An 18-month inquiry into government reforms aimed at placing children and young people at the heart of the SEND system by the Education Committee found a generation of children and young people with special educational needs and disabilities is failing to receive the support it deserves.
Rt Hon Robert Halfon MP, Chair of the Committee, said: "Despite the good intentions of the reforms, many children with special educational needs and disabilities are being let down day after day. Many parents face a titanic struggle just to try and ensure their child gets access to the right support.
"Families are often forced to wade through a treacle of bureaucracy, in a system which breeds conflict and despair as parents try to navigate a postcode lottery of provision. A lack of accountability plagues the system as local authorities, social care and health providers too frequently seek to pass the buck rather than take responsibility for providing support.
"Children and parents should not have to struggle in this way – they should be supported. There needs to be a radical change to inspection, support for parents, and clear consequences for failure to ensure the 2014 Act delivers as the government intended," he added.
The committee said that while the reforms to the support for children and young people contained in the Children and Families Act 2014 were the right ones, poor implementation has put local authorities under pressure, left schools struggling to cope and, ultimately, thrown families into crisis.
The Committee urges:
- There should be a greater focus on SEND in school inspections. and there should be a more rigorous inspection framework for local authorities, with clear consequences for failure.
- Where local authorities appear not to be complying with the law, there should be a direct line for parents and schools to appeal directly to the Department for Education.
- The Local Government and Social Care Ombudsman should have powers to investigate complaints about schools.
- There should be more employment and training opportunities for post-16 young people.

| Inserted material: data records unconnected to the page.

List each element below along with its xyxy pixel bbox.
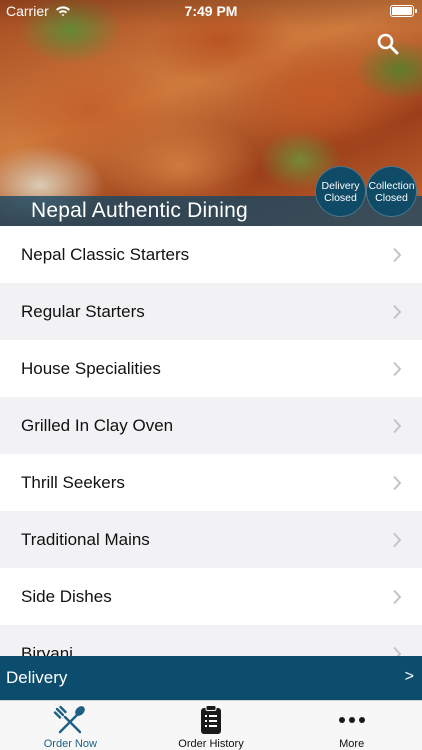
clipboard-icon xyxy=(201,705,221,734)
chevron-right-icon xyxy=(393,304,402,319)
chevron-right-icon xyxy=(393,589,402,604)
delivery-arrow-icon: > xyxy=(404,668,414,685)
delivery-mode-bar[interactable]: Delivery > xyxy=(0,656,422,700)
menu-category-row[interactable]: Thrill Seekers xyxy=(0,454,422,511)
chevron-right-icon xyxy=(393,247,402,262)
chevron-right-icon xyxy=(393,646,402,656)
more-dots-icon xyxy=(338,717,365,723)
chevron-right-icon xyxy=(393,418,402,433)
delivery-mode-label: Delivery xyxy=(6,668,68,687)
menu-category-row[interactable]: Traditional Mains xyxy=(0,511,422,568)
menu-category-row[interactable]: Regular Starters xyxy=(0,283,422,340)
restaurant-title: Nepal Authentic Dining xyxy=(31,199,248,222)
tab-more[interactable]: More xyxy=(281,701,422,750)
chevron-right-icon xyxy=(393,361,402,376)
fork-knife-icon xyxy=(54,705,86,734)
status-bar: Carrier 7:49 PM xyxy=(0,0,422,22)
menu-category-label: Side Dishes xyxy=(21,586,112,606)
menu-category-row[interactable]: Nepal Classic Starters xyxy=(0,226,422,283)
menu-category-label: Nepal Classic Starters xyxy=(21,244,190,264)
tab-label: Order History xyxy=(178,738,244,750)
battery-nub xyxy=(415,9,417,13)
search-icon[interactable] xyxy=(376,32,400,56)
menu-category-row[interactable]: Biryani xyxy=(0,625,422,656)
menu-category-row[interactable]: House Specialities xyxy=(0,340,422,397)
collection-status-badge[interactable]: Collection Closed xyxy=(366,166,417,217)
delivery-status-badge[interactable]: Delivery Closed xyxy=(315,166,366,217)
tab-order-history[interactable]: Order History xyxy=(141,701,282,750)
menu-category-label: Traditional Mains xyxy=(21,529,150,549)
menu-category-label: Grilled In Clay Oven xyxy=(21,415,174,435)
battery-icon xyxy=(390,5,417,17)
menu-category-list: Nepal Classic Starters Regular Starters … xyxy=(0,226,422,656)
tab-label: More xyxy=(339,738,365,750)
menu-category-label: Regular Starters xyxy=(21,301,145,321)
menu-category-row[interactable]: Side Dishes xyxy=(0,568,422,625)
menu-category-label: House Specialities xyxy=(21,358,161,378)
battery-fill xyxy=(392,7,412,15)
menu-category-label: Biryani xyxy=(21,643,73,657)
chevron-right-icon xyxy=(393,475,402,490)
menu-category-row[interactable]: Grilled In Clay Oven xyxy=(0,397,422,454)
delivery-status-line1: Delivery xyxy=(321,179,360,192)
chevron-right-icon xyxy=(393,532,402,547)
status-time: 7:49 PM xyxy=(184,3,238,19)
tab-label: Order Now xyxy=(43,738,97,750)
delivery-status-line2: Closed xyxy=(324,191,357,204)
menu-category-label: Thrill Seekers xyxy=(21,472,125,492)
tab-bar: Order Now Order History More xyxy=(0,700,422,750)
collection-status-line1: Collection xyxy=(368,179,415,192)
collection-status-line2: Closed xyxy=(375,191,408,204)
tab-order-now[interactable]: Order Now xyxy=(0,701,141,750)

Robert Halfon added: "We need to end this major social injustice, one which affects children and their families, particularly those who are not as well equipped to navigate this bureaucratic maze.

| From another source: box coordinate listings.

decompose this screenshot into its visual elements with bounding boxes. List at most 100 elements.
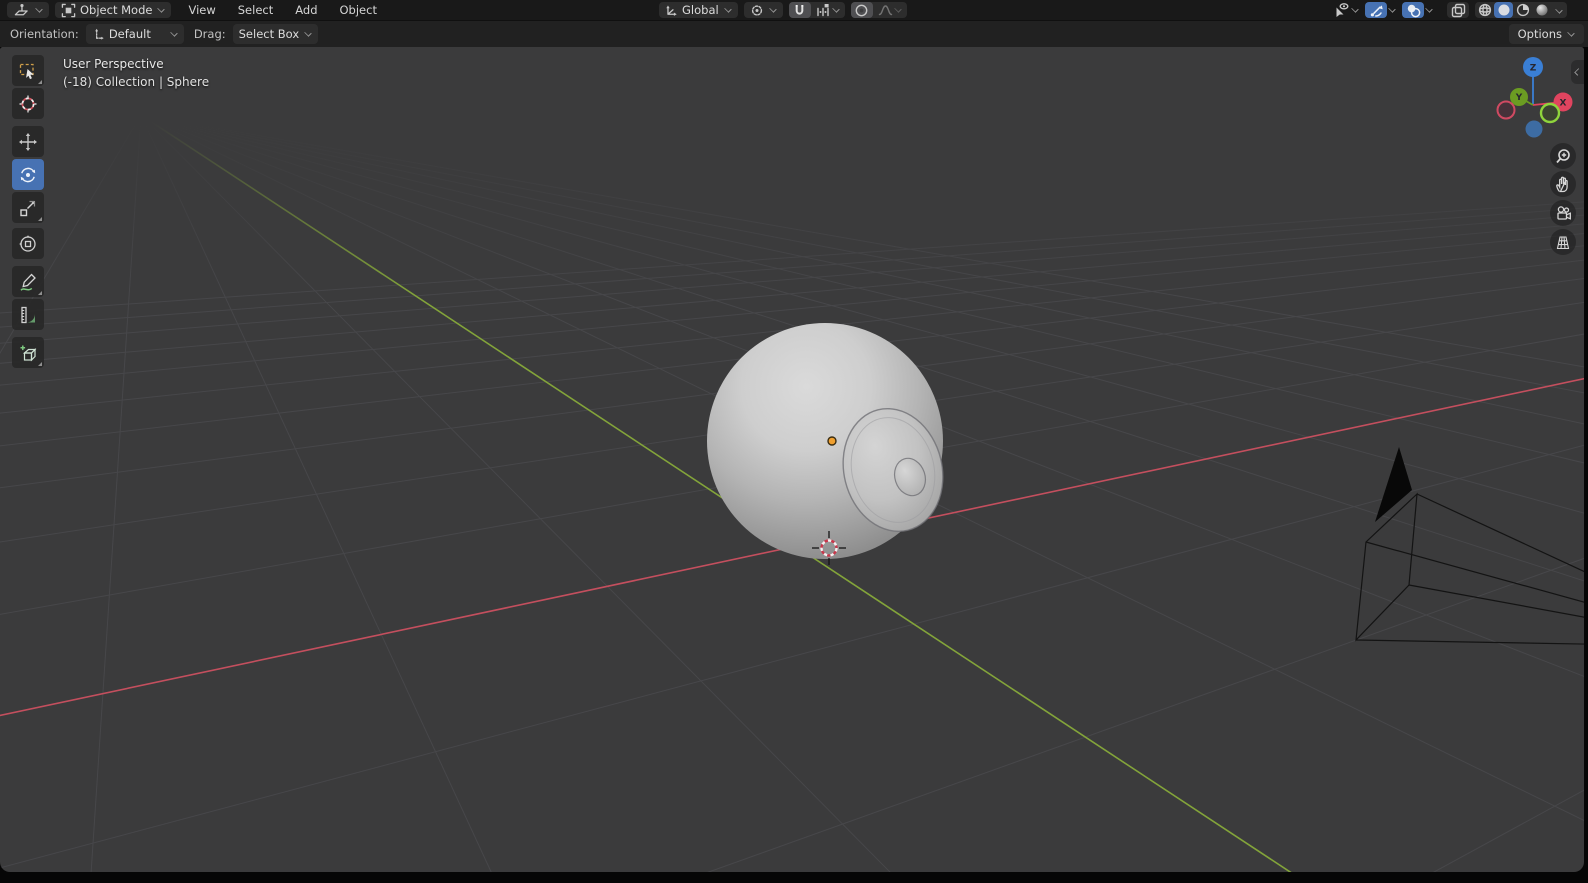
menu-select[interactable]: Select — [227, 3, 284, 17]
blender-window: Object Mode View Select Add Object Globa… — [0, 0, 1588, 883]
tool-annotate[interactable] — [12, 266, 44, 297]
drag-mode-dropdown[interactable]: Select Box — [232, 24, 319, 44]
solid-icon — [1498, 4, 1509, 16]
viewport-header: Object Mode View Select Add Object Globa… — [0, 0, 1588, 20]
xray-toggle[interactable] — [1447, 2, 1469, 18]
shading-material-button[interactable] — [1513, 2, 1532, 18]
zoom-button[interactable] — [1550, 143, 1576, 169]
menu-view[interactable]: View — [177, 3, 226, 17]
shading-mode-group — [1475, 2, 1567, 18]
tool-scale[interactable] — [12, 192, 44, 223]
drag-label: Drag: — [193, 27, 226, 41]
chevron-down-icon — [1351, 4, 1359, 13]
gizmos-toggle[interactable] — [1365, 2, 1387, 18]
orientation-dropdown[interactable]: Global — [659, 2, 738, 18]
magnet-icon — [795, 4, 804, 15]
viewport-info-text: User Perspective (-18) Collection | Sphe… — [63, 55, 209, 91]
sidebar-toggle-tab[interactable] — [1571, 60, 1584, 84]
chevron-down-icon — [832, 4, 840, 13]
scene-canvas[interactable] — [0, 47, 1584, 872]
tool-options-indicator — [38, 362, 42, 366]
drag-value: Select Box — [238, 27, 300, 41]
gizmo-z-axis[interactable]: Z — [1523, 57, 1543, 77]
svg-text:Y: Y — [1515, 93, 1523, 103]
chevron-down-icon — [35, 4, 43, 13]
chevron-down-icon[interactable] — [1555, 6, 1563, 14]
gizmo-z-negative[interactable] — [1525, 120, 1543, 138]
toolbar — [12, 55, 44, 370]
tool-options-indicator — [38, 291, 42, 295]
proportional-editing-toggle[interactable] — [850, 2, 873, 18]
gizmos-control — [1365, 2, 1396, 18]
chevron-left-icon — [1573, 68, 1582, 76]
snap-target-dropdown[interactable] — [811, 2, 845, 18]
3d-viewport[interactable]: User Perspective (-18) Collection | Sphe… — [0, 47, 1584, 872]
overlays-toggle[interactable] — [1402, 2, 1424, 18]
falloff-dropdown[interactable] — [873, 2, 907, 18]
camera-view-icon — [1557, 206, 1571, 220]
svg-text:Z: Z — [1530, 63, 1537, 73]
tool-move[interactable] — [12, 126, 44, 157]
chevron-down-icon — [157, 4, 166, 13]
visibility-dropdown[interactable] — [1333, 2, 1359, 18]
orientation-default-dropdown[interactable]: Default — [85, 24, 184, 44]
axis-icon — [666, 4, 677, 16]
chevron-down-icon — [768, 4, 777, 13]
orthographic-toggle-button[interactable] — [1550, 229, 1576, 255]
viewport-editor-icon — [14, 3, 28, 15]
transform-controls: Global — [659, 2, 907, 18]
tool-rotate[interactable] — [12, 159, 44, 190]
editor-type-button[interactable] — [7, 2, 49, 18]
chevron-down-icon[interactable] — [1388, 4, 1396, 13]
gizmo-x-negative[interactable] — [1496, 100, 1516, 120]
svg-text:X: X — [1560, 98, 1567, 108]
tool-add-cube[interactable] — [12, 337, 44, 368]
orthographic-grid-icon — [1556, 236, 1570, 250]
tool-settings-bar: Orientation: Default Drag: Select Box Op… — [0, 20, 1588, 47]
object-origin-dot — [827, 436, 837, 446]
orientation-label: Orientation: — [10, 27, 79, 41]
proportional-group — [850, 2, 907, 18]
horizon-fade — [0, 47, 1584, 297]
shading-rendered-button[interactable] — [1532, 2, 1551, 18]
chevron-down-icon — [723, 4, 732, 13]
chevron-down-icon — [304, 28, 312, 37]
falloff-curve-icon — [878, 5, 892, 16]
chevron-down-icon — [893, 4, 902, 13]
snap-toggle[interactable] — [788, 2, 811, 18]
gizmo-icon — [1370, 4, 1383, 17]
shading-solid-button[interactable] — [1494, 2, 1513, 18]
tool-cursor[interactable] — [12, 88, 44, 119]
tool-options-indicator — [38, 80, 42, 84]
pivot-point-icon — [751, 5, 762, 16]
tool-measure[interactable] — [12, 299, 44, 330]
mode-selector[interactable]: Object Mode — [55, 2, 172, 18]
menu-object[interactable]: Object — [329, 3, 388, 17]
pivot-point-dropdown[interactable] — [743, 2, 783, 18]
tool-select-box[interactable] — [12, 55, 44, 86]
camera-up-triangle — [1375, 447, 1412, 522]
chevron-down-icon[interactable] — [1425, 4, 1433, 13]
gizmo-y-negative[interactable] — [1539, 102, 1561, 124]
camera-object[interactable] — [1355, 447, 1584, 647]
camera-view-button[interactable] — [1550, 200, 1576, 226]
overlays-icon — [1407, 4, 1420, 17]
zoom-icon — [1556, 149, 1570, 164]
tool-options-indicator — [38, 217, 42, 221]
wireframe-icon — [1478, 3, 1491, 17]
overlays-control — [1402, 2, 1433, 18]
options-label: Options — [1517, 27, 1562, 41]
shading-wireframe-button[interactable] — [1475, 2, 1494, 18]
material-preview-icon — [1516, 3, 1529, 17]
options-dropdown[interactable]: Options — [1508, 24, 1584, 44]
pan-button[interactable] — [1550, 171, 1576, 197]
increment-snap-icon — [817, 3, 829, 16]
object-mode-icon — [61, 3, 76, 17]
menu-add[interactable]: Add — [284, 3, 328, 17]
navigation-gizmo[interactable]: Z Y X — [1492, 55, 1576, 139]
orientation-icon — [94, 28, 104, 40]
xray-icon — [1451, 3, 1465, 17]
orientation-value: Default — [108, 27, 151, 41]
show-object-types-icon — [1336, 3, 1349, 17]
tool-transform[interactable] — [12, 228, 44, 259]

"Of course, extra funding for SEND announced in the spending round is welcome but the truth is that more cash will fail to make a difference to children with special education needs unless there is a radical change of approach throughout the system.
"The DfE cannot continue with a piecemeal and reactive approach to supporting children with SEND. Rather than making do with sticking plasters, what is needed is a transformation, a more strategic oversight and fundamental change to ensure a generation of children is no longer let down," he concluded.